In contrast, the poems of Mohabir, a professor of English at Auburn University in Alabama, Georgia, may seem expansive. “Ode to Richmond Hill,” recalls the vitality of the Little Guyana community in Queens, New York, the words pulsating like the soca, calypso, and Bhojpuri folk music of his ethnic customs: “eyes in disbelief, Pick up yuh/paisa, na man! no worry/on this slate day youths dem/speak no Hindi to know paisa/means money, a taxi speeds/by blaring chutney remix.”
Mohabir will be reading poems from his debut poetry collection, The Taxidermist’s Cut (2016), and The Cowherd’s Son (2017), for which he received the 2015 Kundiman Prize.

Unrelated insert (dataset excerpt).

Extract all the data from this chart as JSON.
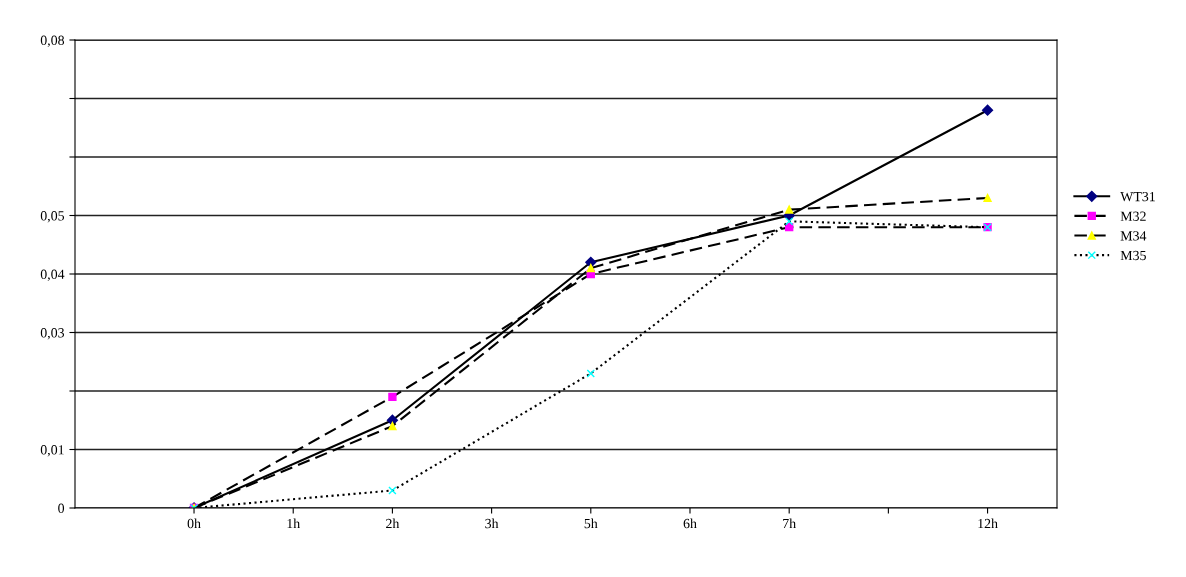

“As a student, I remember going to these types of readings and saying, ‘Oh my god! Is it possible that I can write like this?’” he said. “I feel like it’s cool to be in such dialogue and inhabit that space where people are actually listening to what I say, but then also thinking about how to include the things they never thought they could do in their own writing.”
Ryan, who will be reading poems from The Best of It and Erratic Facts, enjoys the unique perspectives that poetry readings can bring.
“What I most enjoy about reading my poems to an audience is the sense I get of a big collective mind receiving them, a mind bigger and more convincing than any individual mind,” she said. “It’s nice to read to a really big mind.”